I glanced toward the bar. My father wasn’t looking our way. He was lining up shots and pouring drafts for the regulars at the bar. His expression was blank, emotionless. Like me, he was just going through the motions. I saw him glance toward the door several times. I wondered if the people he owed the money to would actually come into the bar to collect. They might come in to intimidate him, but I doubted they’d do anything to him in front of a roomful of people. Rats and cockroaches avoided the light. When they came to collect, it would be in a back alley where there were no witnesses.

Call me selfish, but I couldn’t help but wonder if that would be the end of it. Once he was dead, would they expect me to cover his debt? People like that don’t just write off seventy-five-grand like a business loss. They would get their money one way or another. And I was a twenty-one-year-old girl. Maybe I’d seen too many Liam Neeson movies, but I knew that I had assets that were worth money to people like that. The thought made me shiver.

“Kat, what the fuck is wrong?” she asked, shaking my arm, pulling my eyes back to hers. “You look like you’ve seen a fucking ghost, babe. What’s going on?”

“They’re gonna kill him, Bethany,” I said quietly as my eyes drifted back to my father, who was staring back at me even though I knew he couldn’t hear me speaking.

Bethany squeezed my arm. “Who is gonna kill who? Katrina, who is gonna kill who? What the fuck are you talking about?”

“They’re gonna kill my father,” I whispered. “And there’s not a damn thing I can do to stop them.”

* * *

Bethany clutched my hand as she followed me through the kitchen and up the stairs to the apartment.

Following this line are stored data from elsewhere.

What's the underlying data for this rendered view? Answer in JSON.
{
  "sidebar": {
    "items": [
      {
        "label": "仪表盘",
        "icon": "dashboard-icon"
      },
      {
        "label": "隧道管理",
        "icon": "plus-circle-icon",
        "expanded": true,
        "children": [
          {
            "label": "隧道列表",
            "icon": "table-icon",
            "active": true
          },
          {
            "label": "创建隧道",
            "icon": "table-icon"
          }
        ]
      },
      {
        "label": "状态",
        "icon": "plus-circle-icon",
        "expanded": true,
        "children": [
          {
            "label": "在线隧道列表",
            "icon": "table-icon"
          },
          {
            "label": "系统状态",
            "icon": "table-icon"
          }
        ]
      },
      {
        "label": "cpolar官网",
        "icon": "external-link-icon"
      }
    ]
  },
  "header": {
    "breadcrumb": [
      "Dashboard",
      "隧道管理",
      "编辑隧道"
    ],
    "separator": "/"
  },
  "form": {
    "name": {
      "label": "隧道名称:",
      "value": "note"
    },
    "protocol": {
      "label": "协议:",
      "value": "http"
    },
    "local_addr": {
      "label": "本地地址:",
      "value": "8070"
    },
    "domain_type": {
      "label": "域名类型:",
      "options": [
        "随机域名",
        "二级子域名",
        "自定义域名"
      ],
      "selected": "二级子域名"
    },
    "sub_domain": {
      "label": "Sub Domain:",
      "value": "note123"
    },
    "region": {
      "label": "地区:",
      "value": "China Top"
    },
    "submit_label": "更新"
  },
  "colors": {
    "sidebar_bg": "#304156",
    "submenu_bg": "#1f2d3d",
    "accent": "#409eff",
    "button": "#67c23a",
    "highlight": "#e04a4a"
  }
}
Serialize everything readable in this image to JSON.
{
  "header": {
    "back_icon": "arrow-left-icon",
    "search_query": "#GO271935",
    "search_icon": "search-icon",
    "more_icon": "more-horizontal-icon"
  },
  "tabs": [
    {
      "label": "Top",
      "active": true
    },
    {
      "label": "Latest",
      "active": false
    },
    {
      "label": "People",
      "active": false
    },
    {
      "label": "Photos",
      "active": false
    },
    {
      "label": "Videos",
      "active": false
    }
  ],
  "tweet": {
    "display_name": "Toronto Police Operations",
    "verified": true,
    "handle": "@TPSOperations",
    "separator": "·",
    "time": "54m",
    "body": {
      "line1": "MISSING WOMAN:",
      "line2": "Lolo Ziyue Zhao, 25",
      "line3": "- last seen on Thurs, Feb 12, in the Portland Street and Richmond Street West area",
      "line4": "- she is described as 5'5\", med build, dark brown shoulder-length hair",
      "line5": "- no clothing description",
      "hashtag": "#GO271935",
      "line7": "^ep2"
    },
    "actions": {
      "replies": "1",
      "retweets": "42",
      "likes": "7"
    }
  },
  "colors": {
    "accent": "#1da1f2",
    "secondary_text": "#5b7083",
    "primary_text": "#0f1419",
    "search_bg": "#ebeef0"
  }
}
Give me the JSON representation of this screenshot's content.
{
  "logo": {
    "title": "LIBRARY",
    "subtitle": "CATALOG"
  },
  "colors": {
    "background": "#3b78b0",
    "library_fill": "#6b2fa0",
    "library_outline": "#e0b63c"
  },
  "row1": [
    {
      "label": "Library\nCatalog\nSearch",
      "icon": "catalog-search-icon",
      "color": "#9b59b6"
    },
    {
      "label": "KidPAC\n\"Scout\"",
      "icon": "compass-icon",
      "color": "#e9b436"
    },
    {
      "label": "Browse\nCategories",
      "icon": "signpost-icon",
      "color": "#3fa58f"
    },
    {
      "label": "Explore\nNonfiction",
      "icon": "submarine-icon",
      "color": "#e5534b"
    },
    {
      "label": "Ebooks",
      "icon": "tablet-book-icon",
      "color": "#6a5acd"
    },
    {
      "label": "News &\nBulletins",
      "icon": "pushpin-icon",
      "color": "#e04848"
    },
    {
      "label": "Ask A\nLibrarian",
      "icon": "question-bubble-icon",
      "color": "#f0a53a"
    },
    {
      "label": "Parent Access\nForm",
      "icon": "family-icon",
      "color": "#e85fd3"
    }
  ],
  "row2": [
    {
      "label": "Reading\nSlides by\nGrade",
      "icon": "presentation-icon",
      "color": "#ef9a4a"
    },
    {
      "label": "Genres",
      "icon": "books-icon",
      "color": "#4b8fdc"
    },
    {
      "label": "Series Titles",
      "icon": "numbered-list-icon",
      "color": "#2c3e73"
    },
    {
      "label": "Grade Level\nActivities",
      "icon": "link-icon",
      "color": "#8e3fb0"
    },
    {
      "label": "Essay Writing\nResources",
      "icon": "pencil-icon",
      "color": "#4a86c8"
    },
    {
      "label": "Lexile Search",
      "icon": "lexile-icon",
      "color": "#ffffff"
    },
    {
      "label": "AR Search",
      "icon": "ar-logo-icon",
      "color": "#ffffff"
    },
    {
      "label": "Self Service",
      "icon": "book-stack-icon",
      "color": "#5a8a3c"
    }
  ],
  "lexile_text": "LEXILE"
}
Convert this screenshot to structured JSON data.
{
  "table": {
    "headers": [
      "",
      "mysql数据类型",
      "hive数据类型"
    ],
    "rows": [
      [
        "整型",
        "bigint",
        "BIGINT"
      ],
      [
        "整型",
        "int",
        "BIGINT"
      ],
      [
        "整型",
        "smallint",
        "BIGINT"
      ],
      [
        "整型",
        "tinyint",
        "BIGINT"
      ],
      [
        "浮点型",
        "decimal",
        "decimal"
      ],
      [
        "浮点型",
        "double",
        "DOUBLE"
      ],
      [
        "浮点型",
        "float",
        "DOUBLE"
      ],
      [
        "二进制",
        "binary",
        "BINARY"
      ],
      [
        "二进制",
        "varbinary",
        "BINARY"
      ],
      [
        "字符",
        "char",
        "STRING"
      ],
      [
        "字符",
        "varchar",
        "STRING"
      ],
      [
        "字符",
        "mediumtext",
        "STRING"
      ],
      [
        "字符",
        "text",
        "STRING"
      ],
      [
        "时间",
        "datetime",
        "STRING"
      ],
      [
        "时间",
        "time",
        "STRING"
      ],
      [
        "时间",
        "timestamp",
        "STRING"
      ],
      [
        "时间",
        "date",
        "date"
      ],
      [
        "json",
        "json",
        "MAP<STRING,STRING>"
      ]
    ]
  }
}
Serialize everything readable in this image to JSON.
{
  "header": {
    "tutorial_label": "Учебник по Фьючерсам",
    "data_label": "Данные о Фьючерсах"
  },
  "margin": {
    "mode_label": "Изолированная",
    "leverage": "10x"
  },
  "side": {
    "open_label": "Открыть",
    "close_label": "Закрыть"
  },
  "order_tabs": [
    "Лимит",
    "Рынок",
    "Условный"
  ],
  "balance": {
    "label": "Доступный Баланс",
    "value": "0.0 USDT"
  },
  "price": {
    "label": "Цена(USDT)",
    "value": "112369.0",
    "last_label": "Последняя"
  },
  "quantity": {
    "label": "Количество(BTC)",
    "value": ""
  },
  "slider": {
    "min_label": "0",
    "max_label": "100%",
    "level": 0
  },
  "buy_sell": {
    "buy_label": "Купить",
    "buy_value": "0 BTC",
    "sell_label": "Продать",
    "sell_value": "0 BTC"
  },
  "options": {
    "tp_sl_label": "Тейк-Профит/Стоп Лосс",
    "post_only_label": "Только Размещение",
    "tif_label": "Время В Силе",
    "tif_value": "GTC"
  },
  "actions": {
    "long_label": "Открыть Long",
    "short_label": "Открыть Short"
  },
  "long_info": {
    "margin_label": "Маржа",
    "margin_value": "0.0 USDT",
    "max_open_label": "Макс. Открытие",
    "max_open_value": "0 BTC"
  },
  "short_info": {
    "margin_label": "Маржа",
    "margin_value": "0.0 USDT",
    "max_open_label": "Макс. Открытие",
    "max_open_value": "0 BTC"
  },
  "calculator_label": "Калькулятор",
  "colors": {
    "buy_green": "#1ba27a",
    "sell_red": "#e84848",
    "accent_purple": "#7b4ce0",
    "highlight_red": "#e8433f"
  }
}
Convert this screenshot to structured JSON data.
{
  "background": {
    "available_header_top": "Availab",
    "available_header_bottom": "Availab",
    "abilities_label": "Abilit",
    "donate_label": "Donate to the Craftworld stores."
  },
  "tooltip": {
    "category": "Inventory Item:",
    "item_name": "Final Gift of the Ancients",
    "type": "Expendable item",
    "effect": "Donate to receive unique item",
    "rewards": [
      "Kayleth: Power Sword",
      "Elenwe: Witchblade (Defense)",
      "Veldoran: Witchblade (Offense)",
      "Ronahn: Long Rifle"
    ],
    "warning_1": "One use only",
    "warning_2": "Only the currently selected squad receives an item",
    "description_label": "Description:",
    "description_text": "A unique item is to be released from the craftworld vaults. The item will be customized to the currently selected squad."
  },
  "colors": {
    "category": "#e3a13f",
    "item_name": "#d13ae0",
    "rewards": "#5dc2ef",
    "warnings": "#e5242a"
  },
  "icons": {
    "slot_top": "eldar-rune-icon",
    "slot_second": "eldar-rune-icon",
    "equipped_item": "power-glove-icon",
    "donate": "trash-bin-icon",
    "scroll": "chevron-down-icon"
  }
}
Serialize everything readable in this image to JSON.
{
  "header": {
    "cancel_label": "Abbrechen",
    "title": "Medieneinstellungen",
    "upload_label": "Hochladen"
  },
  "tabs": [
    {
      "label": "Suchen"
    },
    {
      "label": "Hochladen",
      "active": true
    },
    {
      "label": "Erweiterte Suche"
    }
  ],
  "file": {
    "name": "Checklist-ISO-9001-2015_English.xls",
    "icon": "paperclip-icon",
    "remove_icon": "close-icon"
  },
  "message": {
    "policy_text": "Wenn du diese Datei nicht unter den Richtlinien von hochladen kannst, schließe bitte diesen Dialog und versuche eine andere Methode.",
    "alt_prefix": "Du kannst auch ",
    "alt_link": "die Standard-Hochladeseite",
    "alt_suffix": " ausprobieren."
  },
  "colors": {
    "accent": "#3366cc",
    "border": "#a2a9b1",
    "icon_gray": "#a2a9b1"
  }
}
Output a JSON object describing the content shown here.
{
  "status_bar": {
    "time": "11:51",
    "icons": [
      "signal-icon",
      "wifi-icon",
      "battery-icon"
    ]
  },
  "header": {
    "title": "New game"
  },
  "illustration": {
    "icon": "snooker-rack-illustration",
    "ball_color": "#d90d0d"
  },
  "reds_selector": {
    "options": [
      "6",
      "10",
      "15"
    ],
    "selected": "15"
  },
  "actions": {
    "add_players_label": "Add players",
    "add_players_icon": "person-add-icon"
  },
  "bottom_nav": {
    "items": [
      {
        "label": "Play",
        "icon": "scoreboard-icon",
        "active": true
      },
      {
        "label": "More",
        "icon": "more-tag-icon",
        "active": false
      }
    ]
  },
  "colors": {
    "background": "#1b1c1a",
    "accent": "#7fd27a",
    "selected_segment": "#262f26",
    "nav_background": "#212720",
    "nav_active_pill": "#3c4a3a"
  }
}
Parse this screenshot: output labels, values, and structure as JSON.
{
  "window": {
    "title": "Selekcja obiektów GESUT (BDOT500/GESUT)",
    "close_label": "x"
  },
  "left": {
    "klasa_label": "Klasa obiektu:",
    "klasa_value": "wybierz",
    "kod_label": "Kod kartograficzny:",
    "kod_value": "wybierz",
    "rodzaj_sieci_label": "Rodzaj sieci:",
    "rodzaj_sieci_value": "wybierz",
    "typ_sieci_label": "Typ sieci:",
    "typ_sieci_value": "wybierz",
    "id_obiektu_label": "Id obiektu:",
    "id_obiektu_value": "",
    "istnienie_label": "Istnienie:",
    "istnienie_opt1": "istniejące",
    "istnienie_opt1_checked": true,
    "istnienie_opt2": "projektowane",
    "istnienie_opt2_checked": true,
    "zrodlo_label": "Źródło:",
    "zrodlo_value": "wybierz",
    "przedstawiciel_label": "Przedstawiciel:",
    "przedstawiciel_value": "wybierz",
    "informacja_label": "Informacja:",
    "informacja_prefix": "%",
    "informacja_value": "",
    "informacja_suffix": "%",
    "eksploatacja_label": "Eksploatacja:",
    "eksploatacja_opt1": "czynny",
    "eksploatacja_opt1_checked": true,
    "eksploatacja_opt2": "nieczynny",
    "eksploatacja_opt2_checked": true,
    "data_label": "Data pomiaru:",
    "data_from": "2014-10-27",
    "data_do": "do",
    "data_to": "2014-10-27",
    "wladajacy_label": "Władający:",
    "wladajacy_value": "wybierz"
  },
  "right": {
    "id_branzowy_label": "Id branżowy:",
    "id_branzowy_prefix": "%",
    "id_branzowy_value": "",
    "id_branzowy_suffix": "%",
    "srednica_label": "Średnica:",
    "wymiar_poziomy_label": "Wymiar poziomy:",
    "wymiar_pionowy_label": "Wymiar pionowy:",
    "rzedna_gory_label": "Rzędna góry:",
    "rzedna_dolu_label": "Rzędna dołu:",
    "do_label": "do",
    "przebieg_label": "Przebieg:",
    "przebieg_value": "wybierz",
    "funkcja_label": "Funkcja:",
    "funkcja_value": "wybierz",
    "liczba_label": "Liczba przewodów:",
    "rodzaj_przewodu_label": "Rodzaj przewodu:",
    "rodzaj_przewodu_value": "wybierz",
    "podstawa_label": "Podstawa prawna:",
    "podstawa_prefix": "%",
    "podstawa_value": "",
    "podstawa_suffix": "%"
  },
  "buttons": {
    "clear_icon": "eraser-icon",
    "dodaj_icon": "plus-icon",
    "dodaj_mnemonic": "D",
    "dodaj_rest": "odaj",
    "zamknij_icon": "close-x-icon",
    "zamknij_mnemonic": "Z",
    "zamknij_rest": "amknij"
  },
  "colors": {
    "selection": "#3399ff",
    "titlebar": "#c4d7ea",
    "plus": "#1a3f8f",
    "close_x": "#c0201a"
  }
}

We sat at the kitchen table where my world had collapsed just hours before and I told her the whole story. She held my hand and listened quietly.

“Jesus, Kat, he blew your college money?” Bethany held up her hands with her fingers crooked as if she was choking my father. “That old fuck! That old piece of fucking shit. What the fuck are you going to do?”

“I don’t know what to do,” I said as I wiped the tears from my eyes with my knuckles. “I’m not concerned about the money right now, I mean, I’m pissed, but what if they make good on their threats? What if they kill my father?”

Bethany huffed at me. “You’re worried about that prick? He got himself into this mess, Kat. It’s not your responsibility to get him out. You just need to get the fuck out of here and let him deal with his shit. Pack a bag, you can come stay with me.”

“He’s still my father,” I said pensively, as if I was coming to the realization at that moment that no matter what he’d done over the course of my life, he was still my father and I still loved him in my own warped way.

Bethany sat back with her arms folded over her chest. “Okay, fine, whatever. Do you know who he owes the money to?”

I shook my head. “No, he wouldn’t say. He said it didn’t matter.”

“And how much does he owe again?”

“Seventy-five thousand dollars,” I said. “It might as well be a million dollars because we don’t have it and there is no way to get it. This place is mortgaged to the hilt. He’s blown through my savings. We don’t have anything to sell or anyone we can borrow it from. We’re screwed, Bethany. I don’t know how to get us out of this.”

“There might be a way,” Bethany said quietly. I glanced up at her. She had a cautious look on her face, as if she knew the path to take, but also knew it would be fraught with danger.

“How?” I asked.

She leaned her elbows on the table and held out her hands. I set my hands in hers and her fingers closed around them. “I’m going to ask you a question that you might think is totally irrelevant, but when you hear why I’m asking it, you’ll understand.”

I blinked at her. “Okay…”

She looked at me and arched her eyebrows. “Katrina, are you still a virgin?”